Do check content, intent
Give careful consideration to style, tenor and timing when creating information documents. The distinction between legitimate research/information efforts and improper campaign advocacy may be difficult to determine for specific cases. When in doubt, check with the district’s/community college’s attorney or send the information document to the Secretary of State’s Elections Division for review.
Elected board members may campaign fully for or against any ballot measure as long as they don’t use public resources. The courts recognize the right, if not the duty, of elected officials to speak out on major issues, particularly on matters that affect the constituents they serve.
Board members can speak without restriction as long as public resources are not involved in any way. The board member can use district-prepared materials for reference because these materials are public records available to anyone.
Elected boards of school districts, ESDs and community colleges can take a position on a ballot measure provided public resources are not used to advocate that position.
Board resolutions for or against a ballot measure must be drafted by a member of the board, not by the superintendent/president or board secretary. The board secretary can make copies of the proposed resolution and include the drafted resolution in the board packet sent out before the board meeting. On resolutions that take a position on a ballot measure, the superintendent/president can prepare information that indicates the impact that ballot measure will have on the district/community college, but must make that information balanced and impartial.

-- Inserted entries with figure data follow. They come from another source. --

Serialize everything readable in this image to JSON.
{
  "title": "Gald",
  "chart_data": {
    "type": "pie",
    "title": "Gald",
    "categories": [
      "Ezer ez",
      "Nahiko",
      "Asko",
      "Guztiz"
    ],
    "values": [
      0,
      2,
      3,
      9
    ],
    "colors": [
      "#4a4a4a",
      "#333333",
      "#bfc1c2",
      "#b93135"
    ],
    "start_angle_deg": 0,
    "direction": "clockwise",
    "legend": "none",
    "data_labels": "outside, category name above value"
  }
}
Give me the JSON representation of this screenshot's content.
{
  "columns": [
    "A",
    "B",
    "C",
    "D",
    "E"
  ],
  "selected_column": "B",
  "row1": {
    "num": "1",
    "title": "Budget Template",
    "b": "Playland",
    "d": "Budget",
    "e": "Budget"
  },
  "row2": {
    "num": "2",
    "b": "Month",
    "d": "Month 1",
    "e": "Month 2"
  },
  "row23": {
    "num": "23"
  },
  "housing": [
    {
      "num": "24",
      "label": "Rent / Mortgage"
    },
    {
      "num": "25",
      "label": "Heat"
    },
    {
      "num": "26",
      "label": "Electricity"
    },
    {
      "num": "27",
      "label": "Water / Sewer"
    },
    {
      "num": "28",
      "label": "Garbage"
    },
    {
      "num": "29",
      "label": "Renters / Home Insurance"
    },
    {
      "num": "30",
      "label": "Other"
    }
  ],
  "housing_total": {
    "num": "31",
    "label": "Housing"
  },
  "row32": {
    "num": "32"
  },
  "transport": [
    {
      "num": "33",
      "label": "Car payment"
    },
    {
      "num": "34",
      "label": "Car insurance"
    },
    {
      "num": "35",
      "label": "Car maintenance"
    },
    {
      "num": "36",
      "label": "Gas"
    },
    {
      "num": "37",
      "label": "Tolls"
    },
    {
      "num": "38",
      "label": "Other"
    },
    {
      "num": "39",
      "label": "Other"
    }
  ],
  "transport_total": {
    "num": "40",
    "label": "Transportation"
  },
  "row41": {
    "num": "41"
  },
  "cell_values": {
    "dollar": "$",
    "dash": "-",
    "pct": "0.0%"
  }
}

Following passage of a resolution, the board secretary can retype the resolution to conform to the district/community college format. The superintendent/president may not endorse the board’s action, but can sign the resolution strictly "attesting to the action taken" and as the official clerk. Language labeling the signature as such should be part of the signature line.
If the district/community college normally includes information on board meeting actions in a regular district publication, the action the board took on the ballot measure resolution can be included as part of the listing of board actions, but should not be specifically highlighted. Board action to support or oppose a ballot measure should be included in the board’s official minutes.
Don’t campaign on district time
School district, ESD and community college employees can campaign outside their hours of employment and without the expenditures of public funds. Employees must not be required nor coerced to aid in a campaign. During working hours employees can say, "Here are the facts; please vote." They can say, "Vote yes," on their own time.
A superintendent/president attending a meeting as the representative of the district/community college cannot advocate for or against a ballot measure. The superintendent/president can provide information on how a ballot measure will impact the district but should provide information that is balanced and impartial. If an employee of the district/community college wants to advocate a position on a ballot measure, that employee must make it perfectly clear before speaking at a public gathering that such opinions are personal and are not given in the employee’s official position. If such opinions are given at a public gathering the district/community college cannot pay for any part of that employee’s appearance, such as the cost of the meal or travel expenses.
Do provide public forums
School districts, ESDs or community colleges may provide at public expense, a forum in which the opponents and proponents for a ballot measure are given equal time to present their views.
For further information see Restrictions on Political Campaigning by Public Employees (564k ) from the Elections Division, Secretary of State’s Office.
This information is taken from OSBA’s Oregon School Bond Manual which is designed as a guide to help school district, education service district and community college officials understand their long- and short-term borrowing options.